JIC,– Siapa bilang Islam anti terhadap tradisi lokal? Dalam banyak kasus, bahkan sudah terjadi sejak zaman Rasulullah saw, agama samawi ini cenderung akomodatif pada tradisi setempat. Selama tidak bertentangan dengan syariat, Islam sangat terbuka dengan lingkungan di mana ia dilabuhkan.
Jauh sebelum Islam menjejakkan kaki di kota Makkah, masyarakat jahiliah setempat sudah memiliki tradisi yang cukup mapan. Kendati mereka belum tersentuh ajaran wahyu dari Rasulullah, bangsa Arab sudah memiliki budaya dan tradisi moral yang luhur. Jadi, jangan sampai begitu kita mendengar kata ‘jahiliah’, kemudian berpikir bahwa nilai-nilai moral pada saat itu sangat bobrok sama sekali dan sangat jauh dari semangat moral ajaran Islam.
Bangsa Arab jahiliah dengan segala dinamikanya tetap memiliki budaya yang luhur, bahkan beberapa semangat tradisi saat itu masih dilestarikan Islam sampai hari ini. Bulan-bulan yang dimuliakan Salah satu budaya lokal bangsa Arab jahiliah adalah menghormati bulan-bulan haram (asyhurul ḫurum) yang ada empat, yaitu Dzulqa’dah, Dzulhijah, Muharam, dan Sya’ban.
Dinamakan ‘haram’ karena pada bulan tersebut dilarang untuk melakukan peperangan dan perbuatan keji. Sejarawan Jawad Ali menjelaskan dalam kitabnya, al-Mufasshal fi Tarîkhil ‘Arab Qablal Islâm, bangsa Arab jahiliah membagi bulan menjadi dua.
Pertama sebagai bulan biasa (i’tiyâdiyah) yang jumlahnya ada delapan, yaitu Rabiul awal, Rabiul Akhir, Jumadil ula, Jumadil akhir, Rajab, Sya’ban, Ramadhan, dan Syawal. Sementara yang kedua adalah bulan-bulan suci yang jumlahnya ada empat, yaitu rajab, dzulqa’dah, dzulhijah, dan muharam. Untuk menjaga kemuliaannya, pada bulan-bulan tersebut masyarakat dilarang untuk melakukan peperangan dan perbuatan keji.
Berbeda dengan kesebelas bulan lainnya, aktivitas peperangan masih diperbolehkan. Bahkan seorang laki-laki tidak boleh menyerang atau membalas seorang yang membunuh ayah atau saudaranya sendiri pada bulan mulia tersebut. Asal mula tradisi penghormatan ini tidak lepas dari tabiat bangsa Arab Badui (pedalaman).

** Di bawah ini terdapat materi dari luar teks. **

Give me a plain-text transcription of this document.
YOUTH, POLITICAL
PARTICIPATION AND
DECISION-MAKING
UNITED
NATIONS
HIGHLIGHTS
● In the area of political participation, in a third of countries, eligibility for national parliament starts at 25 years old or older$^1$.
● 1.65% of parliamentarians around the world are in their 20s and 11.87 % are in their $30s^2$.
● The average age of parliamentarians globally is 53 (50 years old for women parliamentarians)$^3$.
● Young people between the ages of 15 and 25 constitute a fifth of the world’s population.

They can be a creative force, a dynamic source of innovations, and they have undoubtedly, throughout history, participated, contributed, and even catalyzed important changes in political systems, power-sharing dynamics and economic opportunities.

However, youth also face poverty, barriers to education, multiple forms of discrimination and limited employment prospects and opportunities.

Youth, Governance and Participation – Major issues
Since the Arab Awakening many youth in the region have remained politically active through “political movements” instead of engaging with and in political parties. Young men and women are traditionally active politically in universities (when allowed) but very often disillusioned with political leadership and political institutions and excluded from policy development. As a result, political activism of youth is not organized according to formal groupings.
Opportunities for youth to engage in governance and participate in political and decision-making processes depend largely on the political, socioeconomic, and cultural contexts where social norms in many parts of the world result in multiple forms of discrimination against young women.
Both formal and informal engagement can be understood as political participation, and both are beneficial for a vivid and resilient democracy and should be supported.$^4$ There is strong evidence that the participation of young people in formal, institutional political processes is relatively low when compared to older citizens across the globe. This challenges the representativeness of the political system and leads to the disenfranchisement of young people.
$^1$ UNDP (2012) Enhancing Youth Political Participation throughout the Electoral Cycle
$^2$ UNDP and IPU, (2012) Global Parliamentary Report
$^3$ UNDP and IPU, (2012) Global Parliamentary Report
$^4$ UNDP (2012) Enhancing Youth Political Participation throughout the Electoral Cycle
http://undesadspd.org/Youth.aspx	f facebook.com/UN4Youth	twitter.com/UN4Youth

Nasib hidup yang serba kekurangan membuat mereka menghalalkan segala cara untuk bertahan hidup, termasuk jika harus menghunuskan pedang. Akibatnya, peperangan dan pertikaian berkepanjangan menjadi bagian integral dari kehidupan mereka, termasuk tidak segan untuk merampok dan memerangi rombongan dagang yang melintas untuk dirampas hartanya.
Hidup dalam kondisi sosial yang penuh ketegangan, tentu membuat Arab Badui tidak nyaman. Mereka membutuhkan waktu sebagai jeda untuk menyelesaikan hal-hal yang tidak bisa tersentuh dalam kondisi masyarakat yang tidak stabil. Sebab itulah mereka menentukan waktu jedah yang kemudian ditetapkan empat bulan tersebut.